Yoshiyuki Miyamae may be nuts about nuts. That was one takeaway from this season’s Issey Miyake outing, where Miyamae, the brand’s food-obsessed designer, turned his attention to the beauty of seeds, beans, and pulses. There was a figurative element to the reference: The big Issey Miyake retrospective recently on view at The National Art Center Tokyo got Miyamae thinking about the first principles of the label—the sprout from which it all sprung, as it were. That idea was then literalized via textures, shapes, colors, and prints that winked at roasted almonds, pistachios, coffee beans, and more.
In a few instances, the theme read very clearly. It was unmistakable in coffee bean and pistachio prints, and legible in the variety of rounded silhouettes and textures, like that of a cocoonish cream-color coat paneled in strips of frayed linen that mimicked the hand of a ribbed almond shell. There was also something of the ovoid smoothness of a pale almond sliver in this collection’s best new trouser silhouette, a pair of harem-ish pants with a side-belted drape across the front.
This being an Issey Miyake collection, much of the interest was in the textiles.

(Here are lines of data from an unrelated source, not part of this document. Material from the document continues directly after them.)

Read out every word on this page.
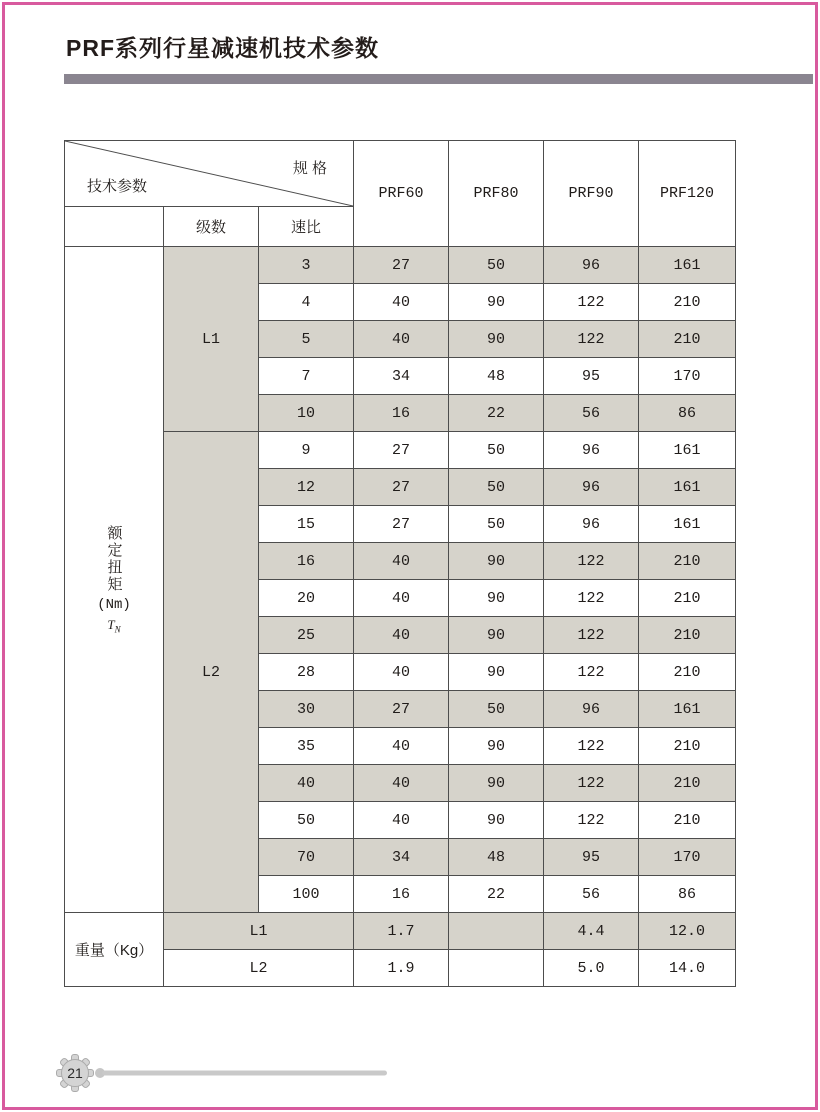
PRF系列行星减速机技术参数
规 格
技术参数			PRF60	PRF80	PRF90	PRF120
	级数	速比				

额定扭矩
(Nm)
$T_N$	L1	3	27	50	96	161
		4	40	90	122	210
		5	40	90	122	210
		7	34	48	95	170
		10	16	22	56	86
	L2	9	27	50	96	161
		12	27	50	96	161
		15	27	50	96	161
		16	40	90	122	210
		20	40	90	122	210
		25	40	90	122	210
		28	40	90	122	210
		30	27	50	96	161
		35	40	90	122	210
		40	40	90	122	210
		50	40	90	122	210
		70	34	48	95	170
		100	16	22	56	86
重量（Kg）	L1		1.7		4.4	12.0
	L2		1.9		5.0	14.0
21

Miyamae and his team continue to refine the algorithms underlying their Baked Stretch and 3-D Steam Stretch technologies, and this season they put them to use to create tonal print effects out of variegated texture, and to punch up the vibrancy of brilliant graphic prints by making them three-dimensional. Those graphic prints were not inspired by nuts. Rather, these accessible looks drew on African textiles, giving tribal aesthetics a digital-age update. One of Miyamae’s cleverest executions was to bond the patterned fabric to a tan wool blend, and cut trench-inspired coats and jackets that revealed bright patterns here and there and—if you looked
closely—showed the shadow of the same pattern underneath the tan. Most people, when they think Issey Miyake, instantly think pleats; Miyamae has lots of intriguing ideas where pleats are concerned, but he puts his creativity to work on other kinds of looks, too.